3. Par dérogation à ces dispositions, la version initiale de l'article R. 421-3 du même code prévoyait que " l'intéressé n'est forclos qu'après un délai de deux mois à compter du jour de la notification d'une décision expresse de rejet : 1° En matière de plein contentieux ; (...) ". Il en résultait que lorsqu'une personne s'était vue tacitement opposer un refus susceptible d'être contesté dans le cadre d'un recours de plein contentieux, ce recours n'était enfermé, en l'état des textes alors en vigueur, dans aucun délai, sauf à ce que cette décision de refus soit, sous forme expresse, régulièrement notifiée à cette personne, un délai de recours de deux mois courant alors à compter de la date de cette notification. L'article 10 du décret du 2 novembre 2016, portant modification du code de justice administrative (partie réglementaire), a supprimé le 1° de l'article R. 421-3 du code de justice administrative à compter du 1er janvier 2017 et a prévu, au second paragraphe de l'article 35, que les nouvelles dispositions de cet article s'appliqueraient aux requêtes enregistrées à partir de cette date. Il en résulte que, s'agissant des décisions implicites relevant du plein contentieux, la nouvelle règle selon laquelle, sauf dispositions législatives ou réglementaires qui leur seraient propres, le délai de recours de deux mois court à compter de la date à laquelle elles sont nées, est applicable aux décisions nées à compter du 1er janvier 2017. En ce qui concerne les décisions implicites relevant du plein contentieux nées antérieurement à cette date, un délai franc de recours de deux mois court à compter du 1er janvier 2017, soit jusqu'au 2 mars 2017.

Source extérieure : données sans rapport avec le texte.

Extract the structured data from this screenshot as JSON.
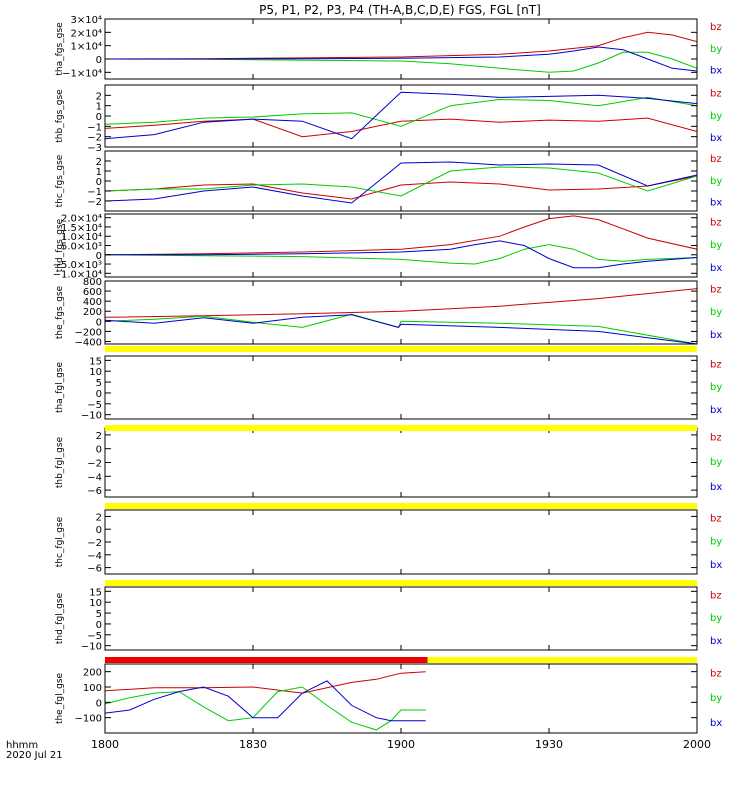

4. Il résulte de l'instruction que la demande préalable d'indemnisation, formée par Mme F... par un courrier du 30 avril 2016, a été reçue par la commune de Hayange le 7 mai 2016. Une décision implicite de rejet est donc intervenue le 7 juillet 2016 conformément aux dispositions de l'article L. 231-4 du code des relations entre le public et l'administration. Dans ces conditions, Mme F... aurait dû saisir le tribunal administratif de Strasbourg au plus tard le 2 mars 2017.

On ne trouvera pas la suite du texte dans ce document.